- Date: Natal Day (first Monday in August)
- Location: Dartmouth, Nova Scotia
- Event type: Road Race
- Distance: 2 mile & 6 mile routes
- Established: 1907
- Official site: https://www.nataldayroadrace.ca/

= Dartmouth Natal Day Road Race =

Annual road race in Dartmouth, Nova Scotia, Canada

The Dartmouth Natal Day Road Race is one of the longest running road races in North America. The event is part of the Natal Day festivities in the Halifax Regional Municipality.

==History==
The first Natal Day Road Race took place in 1907. Dartmouthian Chris Wolfe ran the Boston Marathon that year, finishing 23rd.
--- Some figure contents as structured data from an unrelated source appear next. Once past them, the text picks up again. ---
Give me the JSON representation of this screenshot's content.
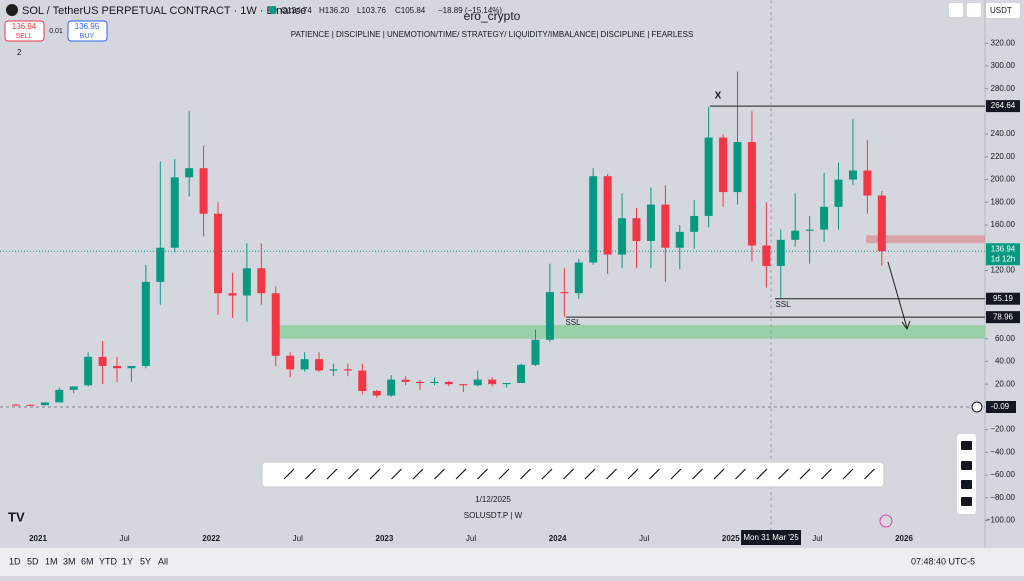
{
  "header": {
    "symbol": "SOL / TetherUS PERPETUAL CONTRACT · 1W · Binance",
    "legend": [
      "O124.74",
      "H136.20",
      "L103.76",
      "C105.84",
      "−18.89 (−15.14%)"
    ],
    "author": "ero_crypto",
    "tagline": "PATIENCE   |   DISCIPLINE   |   UNEMOTION/TIME/ STRATEGY/ LIQUIDITY/IMBALANCE|   DISCIPLINE   |   FEARLESS",
    "sell_price": "136.94",
    "sell": "SELL",
    "spread": "0.01",
    "buy_price": "136.95",
    "buy": "BUY",
    "indicators": "2",
    "currency": "USDT"
  },
  "chart_data": {
    "type": "candlestick",
    "x": [
      "2020-11",
      "2020-12",
      "2021-01",
      "2021-02",
      "2021-03",
      "2021-04",
      "2021-05",
      "2021-06",
      "2021-07",
      "2021-08",
      "2021-09",
      "2021-10",
      "2021-11",
      "2021-12",
      "2022-01",
      "2022-02",
      "2022-03",
      "2022-04",
      "2022-05",
      "2022-06",
      "2022-07",
      "2022-08",
      "2022-09",
      "2022-10",
      "2022-11",
      "2022-12",
      "2023-01",
      "2023-02",
      "2023-03",
      "2023-04",
      "2023-05",
      "2023-06",
      "2023-07",
      "2023-08",
      "2023-09",
      "2023-10",
      "2023-11",
      "2023-12",
      "2024-01",
      "2024-02",
      "2024-03",
      "2024-04",
      "2024-05",
      "2024-06",
      "2024-07",
      "2024-08",
      "2024-09",
      "2024-10",
      "2024-11",
      "2024-12",
      "2025-01",
      "2025-02",
      "2025-03",
      "2025-04",
      "2025-05",
      "2025-06",
      "2025-07",
      "2025-08",
      "2025-09",
      "2025-10",
      "2025-11"
    ],
    "open": [
      2.0,
      1.8,
      1.5,
      4,
      15,
      19,
      44,
      36,
      34,
      36,
      110,
      140,
      202,
      210,
      170,
      100,
      98,
      122,
      100,
      45,
      33,
      42,
      32,
      33,
      32,
      14,
      10,
      24,
      22,
      21,
      22,
      20,
      19,
      24,
      20,
      21,
      37,
      59,
      101,
      100,
      127,
      203,
      134,
      166,
      146,
      178,
      140,
      154,
      168,
      237,
      189,
      233,
      142,
      124,
      147,
      155,
      156,
      176,
      200,
      208,
      186
    ],
    "high": [
      2.6,
      2.2,
      4.0,
      17,
      18,
      48,
      58,
      44,
      36,
      125,
      216,
      218,
      260,
      230,
      180,
      118,
      144,
      144,
      106,
      48,
      48,
      48,
      38,
      38,
      38,
      15,
      28,
      27,
      24,
      26,
      23,
      20,
      32,
      26,
      21,
      38,
      68,
      126,
      122,
      130,
      210,
      205,
      188,
      175,
      193,
      195,
      160,
      182,
      264,
      240,
      295,
      260,
      180,
      156,
      188,
      168,
      206,
      215,
      253,
      235,
      190
    ],
    "low": [
      1.6,
      1.3,
      1.4,
      3.9,
      12,
      18,
      20,
      22,
      22,
      34,
      90,
      136,
      185,
      150,
      81,
      78,
      75,
      90,
      36,
      26,
      31,
      31,
      27,
      27,
      11,
      8,
      9,
      19,
      15,
      19,
      18,
      13,
      18,
      18,
      17,
      21,
      36,
      57,
      79,
      95,
      125,
      117,
      122,
      122,
      122,
      110,
      121,
      139,
      158,
      176,
      178,
      128,
      105,
      95,
      141,
      126,
      145,
      156,
      195,
      170,
      124
    ],
    "close": [
      1.8,
      1.5,
      3.9,
      15,
      18,
      44,
      36,
      34,
      36,
      110,
      140,
      202,
      210,
      170,
      100,
      98,
      122,
      100,
      45,
      33,
      42,
      32,
      33,
      32,
      14,
      10,
      24,
      22,
      21,
      22,
      20,
      19,
      24,
      20,
      21,
      37,
      59,
      101,
      100,
      127,
      203,
      134,
      166,
      146,
      178,
      140,
      154,
      168,
      237,
      189,
      233,
      142,
      124,
      147,
      155,
      156,
      176,
      200,
      208,
      186,
      137
    ],
    "up_color": "#089981",
    "down_color": "#f23645",
    "ylim": [
      -118,
      358
    ],
    "yticks": [
      {
        "value": 320,
        "label": "320.00"
      },
      {
        "value": 300,
        "label": "300.00"
      },
      {
        "value": 280,
        "label": "280.00"
      },
      {
        "value": 240,
        "label": "240.00"
      },
      {
        "value": 220,
        "label": "220.00"
      },
      {
        "value": 200,
        "label": "200.00"
      },
      {
        "value": 180,
        "label": "180.00"
      },
      {
        "value": 160,
        "label": "160.00"
      },
      {
        "value": 120,
        "label": "120.00"
      },
      {
        "value": 60,
        "label": "60.00"
      },
      {
        "value": 40,
        "label": "40.00"
      },
      {
        "value": 20,
        "label": "20.00"
      },
      {
        "value": -20,
        "label": "−20.00"
      },
      {
        "value": -40,
        "label": "−40.00"
      },
      {
        "value": -60,
        "label": "−60.00"
      },
      {
        "value": -80,
        "label": "−80.00"
      },
      {
        "value": -100,
        "label": "−100.00"
      }
    ],
    "x_labels": [
      "2021",
      "Jul",
      "2022",
      "Jul",
      "2023",
      "Jul",
      "2024",
      "Jul",
      "2025",
      "Jul",
      "2026"
    ],
    "levels": [
      264.64,
      95.19,
      78.96
    ],
    "current_price": 136.94,
    "countdown": "1d 12h",
    "crosshair_price": -0.09,
    "crosshair_date": "Mon 31 Mar '25",
    "zones": [
      {
        "low": 60,
        "high": 72,
        "color": "#8fcf9e"
      },
      {
        "low": 144,
        "high": 151,
        "color": "#d79aa0"
      }
    ],
    "annotations": [
      "X",
      "SSL",
      "SSL"
    ]
  },
  "footer": {
    "date": "1/12/2025",
    "symbol": "SOLUSDT.P  |  W",
    "ranges": [
      "1D",
      "5D",
      "1M",
      "3M",
      "6M",
      "YTD",
      "1Y",
      "5Y",
      "All"
    ],
    "clock": "07:48:40 UTC-5"
  }
}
This spurred the Natal Day committee to add a road race to the festivities for that year.

The following year, the route took runners around Halifax Harbour and the Bedford Basin, with the race starting in Halifax, continuing through Bedford and finishing in Dartmouth. After witnessing the start of the race, spectators took a ferry across the harbour to watch the finishers.

Notable Canadian marathon runner Johnny Miles won the race in 1925.

The current race includes both a 2 mile (1 loop) and 6 mile (3 loops) race taking place on a route through downtown Dartmouth.